Ukraine, Soi-disant Crimes de Guerre : Au-delà des Anathèmes

Alors que les Occidentaux maintiennent un silence de mort pour le moins cynique sur les nombreuses fois où l’on pourrait parler de crimes contre l’humanisé à leur endroit, les voilà tout à coup très remontés contre la Russie sur ce sujet.

En effet, à peine la guerre commencée en Ukraine que dans leur propagande forcenée,  ils parlaient déjà de crimes de guerre voire de crimes contre l’humanité prétendument commis par la Russie. Mais la question intéressante concernant ces types de crimes qui  agitent les sphères géopolitiques du monde, et qui sont vite avancés pour cacher des intérêts ou flétrir l’ennemi, est moins l’approche juridique quasi  exclusive qui sert de fondement à ces accusations que l’approche pratique c’est-à-dire éthique. En effet, selon l’approche juridique, on a beau jeu de désigner le responsable immédiat  présumé d’un crime de guerre immédiat présumé, et  la messe est dite. Et cette messe n’est plus seulement juridique, elle devient par la force des choses morale. Mais quid des responsabilités lointaines présumables ?

Dans le cas de la guerre en Ukraine, les Occidentaux ont vite fait d’emboucher la trompette de l’accusation de crimes de guerre et de crimes contre l’humanité à l’encontre de la Russie. Mais, sachant que toute guerre est en soi un crime contre l’humanité,  que penser de ceux qui ont fait en sorte que cette guerre en vienne  à être déclenchée ? Que penser de ceux qui l’ont provoquée ? Que penser de ceux qui n’ont rien fait pour la prévenir alors qu’elle était prévisible ? Que penser de ceux qui, en tant que garants des accords censés désamorcer le conflit, ont cyniquement ignoré les nombreux appels de la Russie à faire respecter cet accord par la partie ukrainienne ? Que penser des dirigeants ukrainiens qui, leur pays attaqué par leur puissant voisin, ont préféré le chemin de la confrontation guerrière, perçu comme plus héroïque à celui de la négociation et se sont enferrés dans cette préférence ? Une manière cynique et manichéenne mais Ô combien irresponsable de dire à la Russie et au monde : « A nous la bravoure, à vous les crimes contre l’humanité ! »

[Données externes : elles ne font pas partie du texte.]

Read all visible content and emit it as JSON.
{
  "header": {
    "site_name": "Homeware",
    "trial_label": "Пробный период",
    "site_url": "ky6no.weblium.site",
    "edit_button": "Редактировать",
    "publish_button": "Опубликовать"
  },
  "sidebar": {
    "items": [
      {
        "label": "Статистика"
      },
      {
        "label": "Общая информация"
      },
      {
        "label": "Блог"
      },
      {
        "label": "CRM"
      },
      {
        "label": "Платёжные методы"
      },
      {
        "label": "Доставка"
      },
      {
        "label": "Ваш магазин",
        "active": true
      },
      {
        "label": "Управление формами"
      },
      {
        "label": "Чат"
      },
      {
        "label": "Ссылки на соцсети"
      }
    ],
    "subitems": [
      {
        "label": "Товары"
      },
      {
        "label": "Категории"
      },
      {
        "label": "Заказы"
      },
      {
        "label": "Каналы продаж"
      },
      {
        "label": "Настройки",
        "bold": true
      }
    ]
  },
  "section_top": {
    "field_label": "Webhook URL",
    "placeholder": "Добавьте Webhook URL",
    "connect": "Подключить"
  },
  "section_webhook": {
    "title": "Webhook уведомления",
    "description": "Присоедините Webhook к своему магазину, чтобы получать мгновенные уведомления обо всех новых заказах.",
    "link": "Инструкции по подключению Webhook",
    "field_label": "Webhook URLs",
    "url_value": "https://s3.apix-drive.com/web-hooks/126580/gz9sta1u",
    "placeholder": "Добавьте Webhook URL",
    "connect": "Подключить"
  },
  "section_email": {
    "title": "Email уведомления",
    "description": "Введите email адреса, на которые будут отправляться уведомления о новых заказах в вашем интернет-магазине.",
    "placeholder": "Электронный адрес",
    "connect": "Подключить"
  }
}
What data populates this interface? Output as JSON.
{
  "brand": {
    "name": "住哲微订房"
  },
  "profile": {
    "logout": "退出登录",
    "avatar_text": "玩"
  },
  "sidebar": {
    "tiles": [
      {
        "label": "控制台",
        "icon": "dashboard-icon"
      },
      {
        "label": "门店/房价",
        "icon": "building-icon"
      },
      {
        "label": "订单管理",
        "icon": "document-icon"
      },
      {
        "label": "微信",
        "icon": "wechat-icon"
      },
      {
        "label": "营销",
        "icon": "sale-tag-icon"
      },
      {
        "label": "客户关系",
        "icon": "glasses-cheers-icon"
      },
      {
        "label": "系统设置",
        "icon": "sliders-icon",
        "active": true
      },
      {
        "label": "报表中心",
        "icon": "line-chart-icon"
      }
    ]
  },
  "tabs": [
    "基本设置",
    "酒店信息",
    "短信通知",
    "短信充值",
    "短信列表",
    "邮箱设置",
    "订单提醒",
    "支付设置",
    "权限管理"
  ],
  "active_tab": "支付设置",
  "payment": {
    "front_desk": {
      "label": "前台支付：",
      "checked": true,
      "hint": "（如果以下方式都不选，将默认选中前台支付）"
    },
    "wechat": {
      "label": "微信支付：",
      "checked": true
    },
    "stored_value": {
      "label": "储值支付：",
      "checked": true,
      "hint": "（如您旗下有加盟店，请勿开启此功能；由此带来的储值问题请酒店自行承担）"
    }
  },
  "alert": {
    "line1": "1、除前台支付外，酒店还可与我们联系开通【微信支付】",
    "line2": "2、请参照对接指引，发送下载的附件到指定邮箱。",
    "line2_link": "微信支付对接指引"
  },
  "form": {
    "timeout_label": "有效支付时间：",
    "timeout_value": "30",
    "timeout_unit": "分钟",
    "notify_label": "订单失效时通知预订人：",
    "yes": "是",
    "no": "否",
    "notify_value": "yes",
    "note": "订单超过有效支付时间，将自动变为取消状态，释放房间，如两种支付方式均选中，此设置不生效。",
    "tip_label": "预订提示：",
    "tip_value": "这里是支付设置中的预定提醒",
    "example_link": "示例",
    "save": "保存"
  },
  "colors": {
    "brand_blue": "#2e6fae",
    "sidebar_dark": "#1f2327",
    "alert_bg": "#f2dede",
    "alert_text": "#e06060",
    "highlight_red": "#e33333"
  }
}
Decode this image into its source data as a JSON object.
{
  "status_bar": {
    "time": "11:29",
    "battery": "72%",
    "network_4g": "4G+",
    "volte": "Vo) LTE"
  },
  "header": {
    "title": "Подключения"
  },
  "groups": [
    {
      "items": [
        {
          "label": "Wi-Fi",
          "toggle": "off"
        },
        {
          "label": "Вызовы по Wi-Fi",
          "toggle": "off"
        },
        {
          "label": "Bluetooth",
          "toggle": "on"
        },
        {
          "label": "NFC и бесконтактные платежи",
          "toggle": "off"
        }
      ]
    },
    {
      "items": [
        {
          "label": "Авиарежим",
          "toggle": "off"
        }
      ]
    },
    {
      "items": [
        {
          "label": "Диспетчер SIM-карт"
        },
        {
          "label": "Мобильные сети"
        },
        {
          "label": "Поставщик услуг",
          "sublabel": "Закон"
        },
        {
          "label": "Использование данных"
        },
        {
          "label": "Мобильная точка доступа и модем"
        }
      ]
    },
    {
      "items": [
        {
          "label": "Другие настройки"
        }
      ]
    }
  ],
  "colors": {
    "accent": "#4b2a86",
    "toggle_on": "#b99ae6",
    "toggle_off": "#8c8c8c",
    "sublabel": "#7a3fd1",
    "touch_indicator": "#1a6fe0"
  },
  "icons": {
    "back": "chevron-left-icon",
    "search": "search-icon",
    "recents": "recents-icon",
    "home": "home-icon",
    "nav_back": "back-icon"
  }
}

Tous ces gens – États, institutions, Organisations, acteurs politiques et dirigeants – n’ont-ils pas quelque responsabilité dans les crimes de guerres ou crimes contre l’humanité présumés qui sont reprochés à la Russie au demeurant sans preuve ?

C’est cela la dimension éthique des crimes contre l’humanité dont  l’Occident rebat volontiers les oreilles du monde lorsqu’il s’agit de ceux dont il accuse  ses adversaires, tandis qu’il entretient savamment un silence de mort sur ses propres atrocités autrement incommensurables en nombre et en barbarie. Les crimes contre l’humanité ne doivent pas se limiter à leur seule dimension  juridique ; la dimension politique et éthique doit être aussi considérée. Car la judiciarisation exclusive du crime contre l’humanité est plus une manière de continuer la guerre par d’autres moyens que de faire justice aux présumés victimes des crimes dénoncés.